In all his works he displayed great research, impartiality, and an admirable narrative power. The great disadvantage at which, owing to his very imperfect vision, he worked, makes the first of these qualities specially remarkable, for his authorities in a foreign tongue were read to him, while he had to write on a frame for the blind. Prescott was a man of amiable and benevolent character, and enjoyed the friendship of many of the most distinguished men in Europe as well as in America.
Much of Prescott's work was based on his researches with unpublished documents in archives in Spain.
W. H. Prescott died of a stroke in Boston, Massachusetts.
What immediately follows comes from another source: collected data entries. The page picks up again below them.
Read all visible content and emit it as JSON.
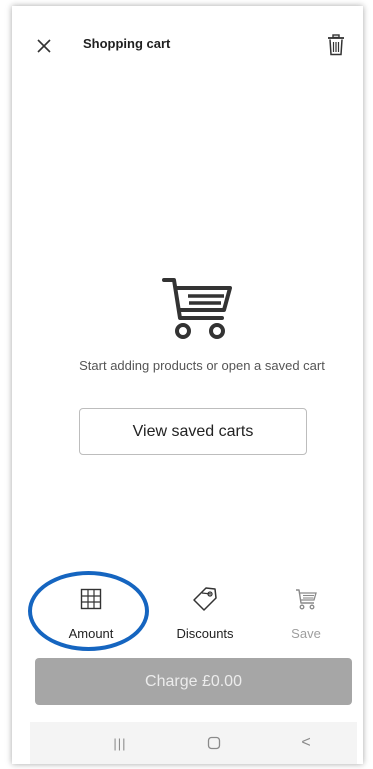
{
  "header": {
    "title": "Shopping cart",
    "close_icon": "close-icon",
    "trash_icon": "trash-icon"
  },
  "empty_state": {
    "icon": "cart-icon",
    "message": "Start adding products or open a saved cart",
    "view_saved_label": "View saved carts"
  },
  "actions": [
    {
      "label": "Amount",
      "icon": "grid-icon",
      "enabled": true,
      "highlighted": true
    },
    {
      "label": "Discounts",
      "icon": "tag-icon",
      "enabled": true
    },
    {
      "label": "Save",
      "icon": "cart-icon",
      "enabled": false
    }
  ],
  "charge": {
    "label": "Charge £0.00",
    "enabled": false
  },
  "navigation": {
    "recents_glyph": "|||",
    "home_icon": "home-icon",
    "back_glyph": "<"
  },
  "colors": {
    "highlight": "#1565c0",
    "charge_disabled_bg": "#a6a6a6",
    "save_disabled_text": "#9e9e9e"
  }
}
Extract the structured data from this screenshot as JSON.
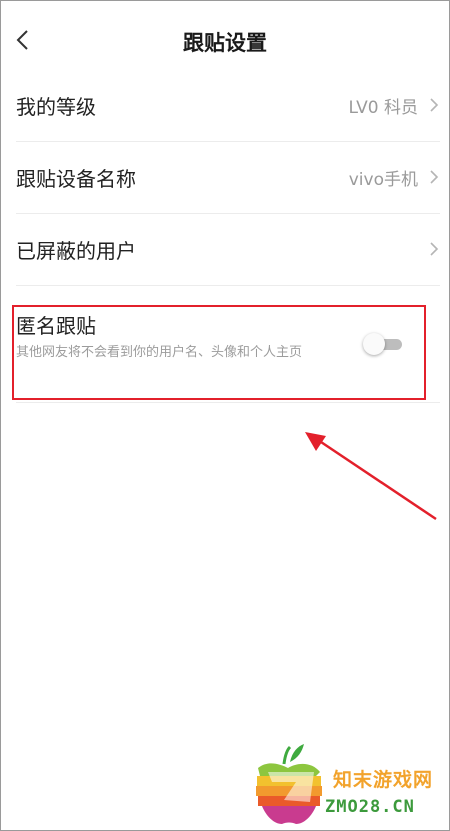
{
  "header": {
    "title": "跟贴设置",
    "back_icon": "chevron-left-icon"
  },
  "settings": [
    {
      "label": "我的等级",
      "value": "LV0 科员"
    },
    {
      "label": "跟贴设备名称",
      "value": "vivo手机"
    },
    {
      "label": "已屏蔽的用户",
      "value": ""
    }
  ],
  "anonymous": {
    "label": "匿名跟贴",
    "description": "其他网友将不会看到你的用户名、头像和个人主页",
    "enabled": false
  },
  "annotation": {
    "color": "#e3202b"
  },
  "watermark": {
    "text_cn": "知末游戏网",
    "text_en": "ZMO28.CN"
  },
  "colors": {
    "accent": "#e3202b",
    "muted": "#9a9a9a",
    "divider": "#ececec"
  }
}
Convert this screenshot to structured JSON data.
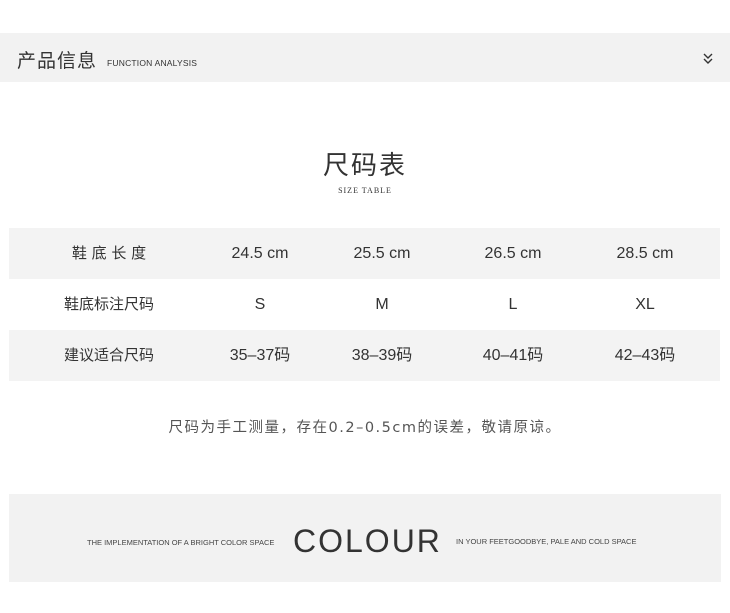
{
  "header": {
    "title": "产品信息",
    "subtitle": "FUNCTION ANALYSIS",
    "toggle_icon": "double-chevron-down-icon"
  },
  "size_table": {
    "title": "尺码表",
    "subtitle": "SIZE TABLE",
    "rows": [
      {
        "label": "鞋 底 长 度",
        "values": [
          "24.5 cm",
          "25.5 cm",
          "26.5 cm",
          "28.5 cm"
        ]
      },
      {
        "label": "鞋底标注尺码",
        "values": [
          "S",
          "M",
          "L",
          "XL"
        ]
      },
      {
        "label": "建议适合尺码",
        "values": [
          "35–37码",
          "38–39码",
          "40–41码",
          "42–43码"
        ]
      }
    ]
  },
  "note": "尺码为手工测量，存在0.2–0.5cm的误差，敬请原谅。",
  "banner": {
    "left_text": "THE IMPLEMENTATION OF A BRIGHT COLOR SPACE",
    "main_text": "COLOUR",
    "right_text": "IN YOUR FEETGOODBYE, PALE AND COLD SPACE"
  }
}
Prescott's History of the Conquest of Mexico was a seminal influence on Edward E. Ayer (1841–1927), a wealthy antiquarian and collector of books and original manuscripts from Native American and colonial-era histories and ethnography. During his lifetime Ayer amassed a collection of more than fifty thousand volumes and documents on pre-and post-Columbian American histories, which as the Ayer Collection donated to the Newberry Library in Chicago represented one of the most extensive and significant Americana collections then accumulated. Ayer credited Prescott's Conquest books as the inspiration behind his efforts and interest in Americanist literature, since as Ayer himself noted they had been the "first books [he] had ever bought and that they had given [him] the incentive to read and taught [him] how interesting history was. In his later memoirs, Ayer confirmed:
I feel that that day, taking those books home, was, perhaps, the happiest day of my life up to that time; and going home I only touched the earth in high places. And I want to reiterate that the finding of Prescott’s Conquest of Mexico in that mine in Arizona in ’62, has been responsible and is to be credited as the principal force that has given me a vast amount of enjoyment in this world, and is absolutely responsible for the “Ayer Collection” in the Newberry Library, Chicago.In 1966 the Colegio Anglo Americano Prescott (school) was founded in Arequipa, Peru in Prescott's honor. The first principal was Manuel Paz Bishop.